Se le reblandeció el espíritu de tal modo, que empezó a llorar ahora, con los ojos cerrados. En verdad, los muertos no nos abandonan tanto como suelen hacerlo los seres vivos. Los muertos se acercan a nosotros muchas veces, podemos hablar con ellos desde nuestro corazón. Ahora mismo, a Marta, alucinada, le parecía sentir aquella compañía y aquella perdida y olvidada complicidad.
Abrió los ojos mojados, doloridos, al resplandor de las velas de abajo. Allí estaba aquella desconocida muerta, que no era la misma que un momento antes parecía hablarle. La majorera, en la sombra, parecía fumar. La consoladora sensación que había tenido desapareció.

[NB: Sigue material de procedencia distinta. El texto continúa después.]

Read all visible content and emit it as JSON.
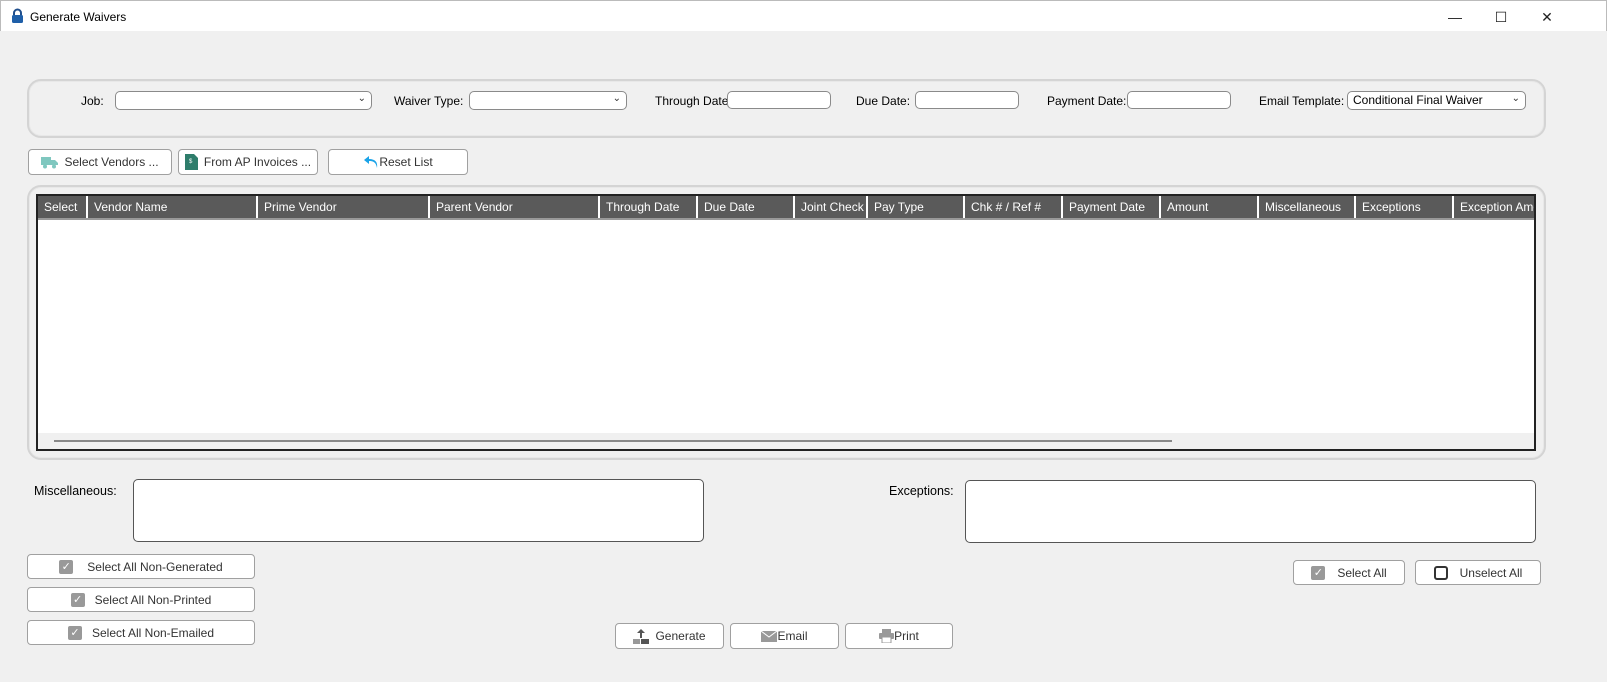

Todo tenía un peso triste y real.
La puerta de muelles que llevaba a la cocina se abrió sin ruido y apareció Hones con una taza de infusión en la mano. Quitaba respeto y misterio a la noche ver a su tía andando a cuidadosos saltitos, con aquella taza en la mano, rodeando el túmulo, atravesando toda la habitación y pasando, al fin, delante del arranque de la escalera, para llevar aquello al cuarto de música.
Aquel aire despreocupado y prosaico de Honesta en aquella noche, entre aquellas velas, aquel calor y aquella muerte, tenía algo de fúnebre, de mal gusto. Algo que a Marta le produjo náuseas.